A polynomial that annihilates two other
While studying, I found the following problem:
Let $f, g \in F[t]$. Prove that $\exists p \in F[x, y], p \neq 0 : p(f(t), g(t)) = 0$
I'd thank any hints that point me in the right direction.
I think this question is more related to elimination theory than to linear algebra: this is about finding a polynomial that vanishes on the parametric curve $t\mapsto(f(t),g(t))$, thus "eliminating" the parameter $t$.

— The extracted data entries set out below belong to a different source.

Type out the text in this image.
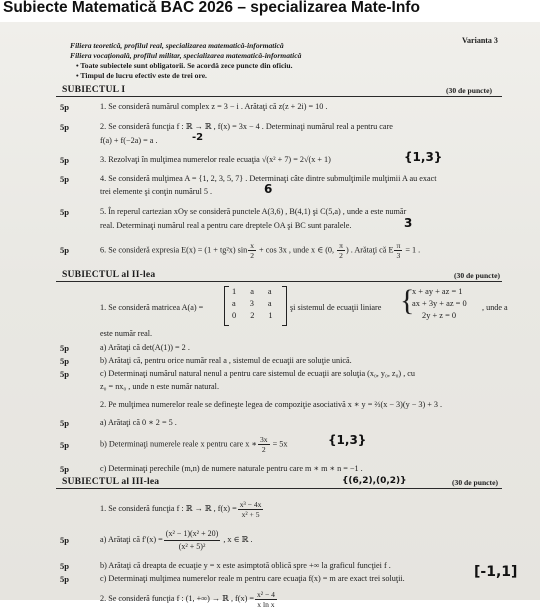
Subiecte Matematică BAC 2026 – specializarea Mate-Info
Filiera teoretică, profilul real, specializarea matematică-informatică
Filiera vocaţională, profilul militar, specializarea matematică-informatică
• Toate subiectele sunt obligatorii. Se acordă zece puncte din oficiu.
• Timpul de lucru efectiv este de trei ore.
Varianta 3
SUBIECTUL I	(30 de puncte)
5p	1. Se consideră numărul complex z = 3 − i . Arătaţi că z(z + 2i) = 10 .
5p	2. Se consideră funcţia f : ℝ → ℝ , f(x) = 3x − 4 . Determinaţi numărul real a pentru care
f(a) + f(−2a) = a .	-2
5p	3. Rezolvaţi în mulţimea numerelor reale ecuaţia √(x² + 7) = 2√(x + 1)	{1,3}
5p	4. Se consideră mulţimea A = {1, 2, 3, 5, 7} . Determinaţi câte dintre submulţimile mulţimii A au exact
trei elemente şi conţin numărul 5 .	6
5p	5. În reperul cartezian xOy se consideră punctele A(3,6) , B(4,1) şi C(5,a) , unde a este număr
real. Determinaţi numărul real a pentru care dreptele OA şi BC sunt paralele.	3
5p	6. Se consideră expresia E(x) = (1 + tg²x) $\sin \frac{x}{2} + \cos 3x$ , unde x ∈ (0, $\frac{\pi}{2}$ ) . Arătaţi că E $\frac{\pi}{3} = 1$ .
SUBIECTUL al II-lea	(30 de puncte)
1. Se consideră matricea A(a) =
1 a a
a 3 a
0 2 1
şi sistemul de ecuaţii liniare {
x + ay + az = 1
ax + 3y + az = 0
2y + z = 0
, unde a
este număr real.
5p	a) Arătaţi că det(A(1)) = 2 .
5p	b) Arătaţi că, pentru orice număr real a , sistemul de ecuaţii are soluţie unică.
5p	c) Determinaţi numărul natural nenul a pentru care sistemul de ecuaţii are soluţia (x₀, y₀, z₀) , cu
z₀ = nx₀ , unde n este număr natural.
2. Pe mulţimea numerelor reale se defineşte legea de compoziţie asociativă x ∗ y = ⅔(x − 3)(y − 3) + 3 .
5p	a) Arătaţi că 0 ∗ 2 = 5 .
5p	b) Determinaţi numerele reale x pentru care x ∗ $\frac{3x}{2} = 5x$	{1,3}
5p	c) Determinaţi perechile (m,n) de numere naturale pentru care m ∗ m ∗ n = −1 .
SUBIECTUL al III-lea	{(6,2),(0,2)}	(30 de puncte)
1. Se consideră funcţia f : ℝ → ℝ , $f(x) = \frac{\text{x³ − 4x}}{\text{x² + 5}}$
5p	a) Arătaţi că $f'(x) = \frac{\text{(x² − 1)(x² + 20)}}{\text{(x² + 5)²}}$ , x ∈ ℝ .
5p	b) Arătaţi că dreapta de ecuaţie y = x este asimptotă oblică spre +∞ la graficul funcţiei f .
5p	c) Determinaţi mulţimea numerelor reale m pentru care ecuaţia f(x) = m are exact trei soluţii.	[-1,1]
2. Se consideră funcţia f : (1, +∞) → ℝ , $f(x) = \frac{\text{x² − 4}}{\text{x ln x}}$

However I think the following linear-algebra inspired proof can be given. Consider the usual subspaces $F[t]_{<d}$ of polynomials in$~t$ of degree${}<d$ and similarly $F[x,y]_{<d}$ of polynomials in$~x,y$ of total degree${}<d$. Then $\dim(F[t]_{<d})=d$ and $\dim(F[x,y]_{<d})=\binom{d+1}2$. For the given $f,g\in F[t]$ let $L_{f,g}:F[x,y]\to F[t]$ be the substitution map $p\mapsto p[x:=f,y:=g]$, which is clearly $F$-linear; any nonzero element $p\in\ker(L_{f,g})$ will answer our question. Now with $m=\max(\deg(f),\deg(g))$ and any $d$, the restriction of$~f$ to $F[x,y]_{<d}$ has its image contained in $F[t]_{<md}$. Since $\binom{d+1}2$ grows quadratically with$~d$, one will have $\binom{d+1}2>md$ for sufficiently large$~d$; indeed this happens as soon as $d\geq2m$. For such $d$ the restriction of $L_{f,g}$ to $F[x,y]_{<d}$ cannot be injective for dimension reasons, completing the proof.